De acordo com João Pacheco de Oliveira, no texto “Muita terra para pouco índio? Uma introdução (crítica) ao indigenismo e à atualização do preconceito”, o problema em torno da temática do índio no Brasil não decorre do índio propriamente dito nem da sua existência tampouco, mas, sim, do homem branco. Isso acontece pelo antagonismo que este sempre exerceu em relação aos povos originários. Para o autor, o relacionamento entre brancos e índios deve ser controlado pelo Estado. Nesse sentido, em 1910 foi criado o órgão indigenista chamado Serviço de Proteção aos Índios (SPI), posteriormente substituído pela Fundação Nacional do Índio (FUNAI). Tidos como os “primeiros brasileiros”, os índios eram considerados os guardiões das fronteiras do território nacional. Dessa forma, mudou-se, ao longo dos anos, a forma de se pensar o problema indígena, indo além da expressão demográfica no contexto brasileiro e se estendendo ainda para áreas outras, como fundiárias, energéticas, minerais, ambientais, de crescimento econômico, de políticas migratórias, de relações internacionais e de questões estratégicas.

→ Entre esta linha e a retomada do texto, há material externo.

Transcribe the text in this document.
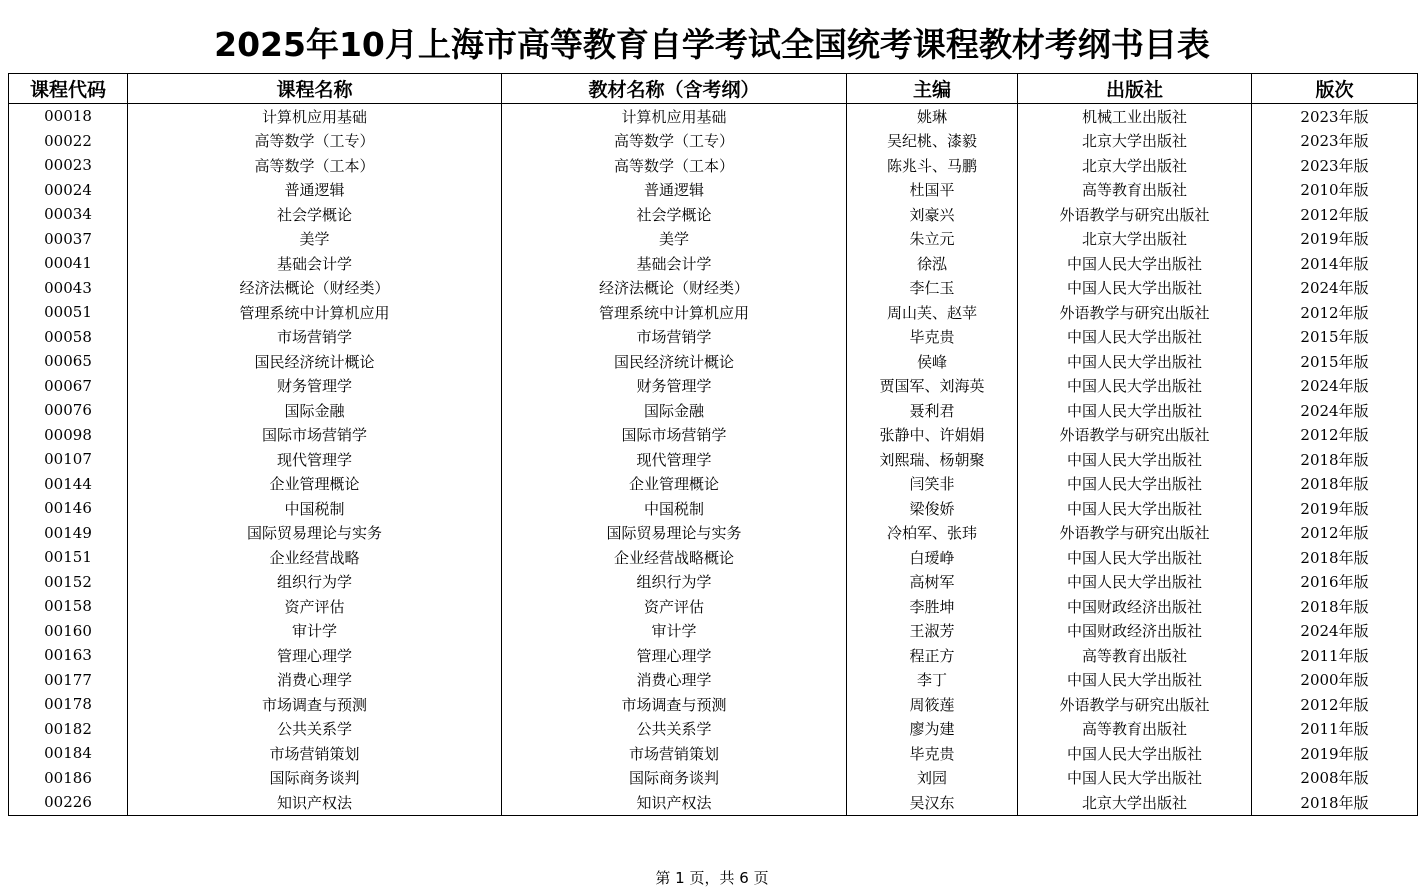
2025年10月上海市高等教育自学考试全国统考课程教材考纲书目表
课程代码	课程名称	教材名称（含考纲）	主编	出版社	版次
00018	计算机应用基础	计算机应用基础	姚琳	机械工业出版社	2023年版
00022	高等数学（工专）	高等数学（工专）	吴纪桃、漆毅	北京大学出版社	2023年版
00023	高等数学（工本）	高等数学（工本）	陈兆斗、马鹏	北京大学出版社	2023年版
00024	普通逻辑	普通逻辑	杜国平	高等教育出版社	2010年版
00034	社会学概论	社会学概论	刘豪兴	外语教学与研究出版社	2012年版
00037	美学	美学	朱立元	北京大学出版社	2019年版
00041	基础会计学	基础会计学	徐泓	中国人民大学出版社	2014年版
00043	经济法概论（财经类）	经济法概论（财经类）	李仁玉	中国人民大学出版社	2024年版
00051	管理系统中计算机应用	管理系统中计算机应用	周山芙、赵苹	外语教学与研究出版社	2012年版
00058	市场营销学	市场营销学	毕克贵	中国人民大学出版社	2015年版
00065	国民经济统计概论	国民经济统计概论	侯峰	中国人民大学出版社	2015年版
00067	财务管理学	财务管理学	贾国军、刘海英	中国人民大学出版社	2024年版
00076	国际金融	国际金融	聂利君	中国人民大学出版社	2024年版
00098	国际市场营销学	国际市场营销学	张静中、许娟娟	外语教学与研究出版社	2012年版
00107	现代管理学	现代管理学	刘熙瑞、杨朝聚	中国人民大学出版社	2018年版
00144	企业管理概论	企业管理概论	闫笑非	中国人民大学出版社	2018年版
00146	中国税制	中国税制	梁俊娇	中国人民大学出版社	2019年版
00149	国际贸易理论与实务	国际贸易理论与实务	冷柏军、张玮	外语教学与研究出版社	2012年版
00151	企业经营战略	企业经营战略概论	白瑷峥	中国人民大学出版社	2018年版
00152	组织行为学	组织行为学	高树军	中国人民大学出版社	2016年版
00158	资产评估	资产评估	李胜坤	中国财政经济出版社	2018年版
00160	审计学	审计学	王淑芳	中国财政经济出版社	2024年版
00163	管理心理学	管理心理学	程正方	高等教育出版社	2011年版
00177	消费心理学	消费心理学	李丁	中国人民大学出版社	2000年版
00178	市场调查与预测	市场调查与预测	周筱莲	外语教学与研究出版社	2012年版
00182	公共关系学	公共关系学	廖为建	高等教育出版社	2011年版
00184	市场营销策划	市场营销策划	毕克贵	中国人民大学出版社	2019年版
00186	国际商务谈判	国际商务谈判	刘园	中国人民大学出版社	2008年版
00226	知识产权法	知识产权法	吴汉东	北京大学出版社	2018年版
第 1 页，共 6 页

Apesar do estabelecimento de um órgão que em tese funcionaria em favor dos índios, tem-se que, na verdade, o órgão era sobre o índio e não para o índio. Ou seja, o SPI acabava cumprindo a função ideológica de servir como instrumento de uma política de ocupação das fronteiras e daquilo que era conhecido como vazios interiores. Nesse sentido, buscava-se a nacionalização da figura do índio para, em consonância com o funcionário-indigenista, o qual muitas vezes era representado por um militar, promoveria o desenvolvimento dos interesses nacionais. Dessa forma, a intenção não era, por exemplo, conservar os povos indígenas e protegê-los da invasão e da violência.

O regime de tutelagem, destacado pelo autor, por outro lado, ainda contribui negativamente para a vulnerabilidade do povo em questão. Na época do período colonial, por exemplo, os aldeamentos representavam algo característico do processo de Conquista por parte dos portugueses na expansão além mar e, sob administração e supervisão dos missionários, os índios acabavam sendo transformados em súditos cristãos e meramente úteis aos propósitos dos colonizadores. Nesse sentido, a questão da tutela foi um fator que interveio fortemente na definição do destino nacional – numa clara menção à ideia discutida por Darcy Ribeiro -, sobretudo se considerarmos que aos tutelados eram relegados menos direitos embora lhes fosse designado também o trabalho compulsório e, não obstante, a necessidade de adequação sociocultural à colonização portuguesa.

REFERÊNCIAS 

RIBEIRO, Darcy. O povo brasileiro: a formação e o sentido do Brasil. São Paulo: Companhia das Letras, 2006.
MUNANGA, Kabengele. Rediscutindo a mestiçagem no Brasil: Identidade nacional versus identidade negra. Petrópolis, RJ: Vozes, 1999.